Alves, Mario Amado. "The Shattered Document Approach to Adaptive Hypertext. Design and Evaluation." In Mining the Digital Information Networks, 17th International Conference on Electronic Publishing. ELPUB. Karlskrona, Sweden: IOS Press BV, 2013.

We address the problem of improving, automatically, the usability of a large online document. We propose an adaptive hypertext approach, based on splitting the document into components smaller than the page or screen, called noogramicles, and creating each page as a new assemblage of noogramicles each time it is accessed. The adaptation comes from learning the navigation patterns of the usors (authors and readers), and is manifested in the assemblage of pages. We test this model across a number of configurations, including chance and non-adaptive systems. We evaluate our model through simulation. We have designed a simulator based on established findings about the behaviour of hypertext users. We have realised a quantitative evaluation based on hypertext usability measures adapted to the problem: session size, session cost.

Di Cesare, Rosa, Silvia Giannini, and Daniela Luzi. "Towards an e-Publishing library service in Humanities and Social Sciences: a feasibility study." In Mining the Digital Information Networks, 17th International Conference on Electronic Publishing. ELPUB. Karlskrona, Sweden: IOS Press BV, 2013.

The paper describes a methodology used to analyze the editorial production of CNR Institutes belonging to the Department of Humanities and Social Sciences (HSS). This analysis is considered a prerequisite to design a feasibility study to develop an e-publishing service tailored to HSS. To reach this aim the paper describes in particular the characteristics of currently published products defining a set of quality indicators that can help designing a future e-publishing service.

Welsh, Teresa S., and Stacy Creel. "Usage Data of an OpenAccess e-Journal in a Digital Repository." In Mining the Digital Information Networks, 17th International Conference on Electronic Publishing. ELPUB. Karlskrona, Sweden: IOS Press BV, 2013.

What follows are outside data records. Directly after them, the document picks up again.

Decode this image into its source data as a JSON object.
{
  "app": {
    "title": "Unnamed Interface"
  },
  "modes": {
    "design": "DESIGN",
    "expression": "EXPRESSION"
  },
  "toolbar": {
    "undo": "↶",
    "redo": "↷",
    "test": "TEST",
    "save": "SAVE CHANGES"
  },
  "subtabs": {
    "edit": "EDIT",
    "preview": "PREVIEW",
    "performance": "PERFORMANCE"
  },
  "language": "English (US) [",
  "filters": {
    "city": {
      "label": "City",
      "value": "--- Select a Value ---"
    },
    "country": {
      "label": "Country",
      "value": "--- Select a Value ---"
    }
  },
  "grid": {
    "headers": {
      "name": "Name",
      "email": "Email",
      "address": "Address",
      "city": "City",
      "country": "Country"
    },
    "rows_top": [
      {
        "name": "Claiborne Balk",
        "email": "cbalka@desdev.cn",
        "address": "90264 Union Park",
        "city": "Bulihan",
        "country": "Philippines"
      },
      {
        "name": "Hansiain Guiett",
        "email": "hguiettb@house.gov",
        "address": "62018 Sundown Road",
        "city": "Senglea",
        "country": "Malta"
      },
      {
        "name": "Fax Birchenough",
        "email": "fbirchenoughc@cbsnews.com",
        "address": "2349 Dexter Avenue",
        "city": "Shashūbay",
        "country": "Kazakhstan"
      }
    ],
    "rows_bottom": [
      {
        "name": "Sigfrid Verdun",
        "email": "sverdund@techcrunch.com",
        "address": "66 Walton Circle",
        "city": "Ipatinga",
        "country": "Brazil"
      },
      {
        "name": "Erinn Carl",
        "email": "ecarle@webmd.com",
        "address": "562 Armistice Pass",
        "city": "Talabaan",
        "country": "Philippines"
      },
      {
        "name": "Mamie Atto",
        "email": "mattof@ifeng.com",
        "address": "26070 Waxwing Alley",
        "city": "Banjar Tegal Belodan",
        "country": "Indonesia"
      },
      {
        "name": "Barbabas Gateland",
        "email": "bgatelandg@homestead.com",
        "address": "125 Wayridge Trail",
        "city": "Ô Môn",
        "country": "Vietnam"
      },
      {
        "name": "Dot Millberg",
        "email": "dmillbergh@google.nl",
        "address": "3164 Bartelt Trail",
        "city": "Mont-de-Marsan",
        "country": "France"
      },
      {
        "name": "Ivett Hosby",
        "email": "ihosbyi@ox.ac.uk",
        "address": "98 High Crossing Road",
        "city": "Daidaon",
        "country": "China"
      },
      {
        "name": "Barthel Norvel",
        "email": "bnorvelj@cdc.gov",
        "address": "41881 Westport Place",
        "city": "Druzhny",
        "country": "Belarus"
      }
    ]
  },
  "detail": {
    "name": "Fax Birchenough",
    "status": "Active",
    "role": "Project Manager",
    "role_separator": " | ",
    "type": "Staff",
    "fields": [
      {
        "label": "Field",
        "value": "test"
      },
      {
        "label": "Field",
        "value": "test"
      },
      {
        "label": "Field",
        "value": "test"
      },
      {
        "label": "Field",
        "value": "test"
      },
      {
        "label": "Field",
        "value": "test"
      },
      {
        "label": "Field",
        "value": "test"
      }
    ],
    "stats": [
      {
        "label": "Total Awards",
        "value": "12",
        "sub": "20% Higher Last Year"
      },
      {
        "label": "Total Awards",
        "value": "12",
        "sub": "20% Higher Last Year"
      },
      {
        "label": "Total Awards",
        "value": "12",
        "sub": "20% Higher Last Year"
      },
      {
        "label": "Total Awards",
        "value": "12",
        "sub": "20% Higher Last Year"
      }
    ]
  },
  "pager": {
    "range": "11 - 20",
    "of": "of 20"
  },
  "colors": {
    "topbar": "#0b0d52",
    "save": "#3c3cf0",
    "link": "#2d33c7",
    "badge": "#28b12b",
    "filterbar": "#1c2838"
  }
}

Of fifty-eight library and information science programs currently accredited by the American Library Association (ALA) in the United States and Canada, the University of Southern Mississippi’s School of Library and Information Science (SLIS) is one of only twenty offered completely online and is the only ALA-accredited program in the state. Part of the accreditation process includes maintaining contact and communication with students and alumni. This can be a difficult task to accomplish when faculty may never meet students in person and students are located all over the state, the United States, and the world. One idea to meet this accreditation requirement was to create an online newsletter; students and alumni would send in updates and would receive program updates. Fortunately, reaccreditation coincided with the university library’s introduction of The Aquila Digital Community (http://aquila.usm.edu/) hosted through Digital Commons. Once Aquila was in place and it became obvious that Digital Commons made it easy to do much more than newsletters, the focus moved to an open access journal called SLIS Connecting (Image 1). The new purpose became “to share news, information and research with future students, current students, alumni, faculty, and the general population through selected faculty publications, invited student publications, refereed publications, and through regular columns.”[1] The first issue was electronically published in February 2012 and the second in October 2012. The third issue was published in February 2013 and contains the first paper submitted from an author not affiliated with SLIS. SLIS Connecting, an electronic open-access journal hosted in a university depository, is currently indexed in Google Search and in Google Scholar.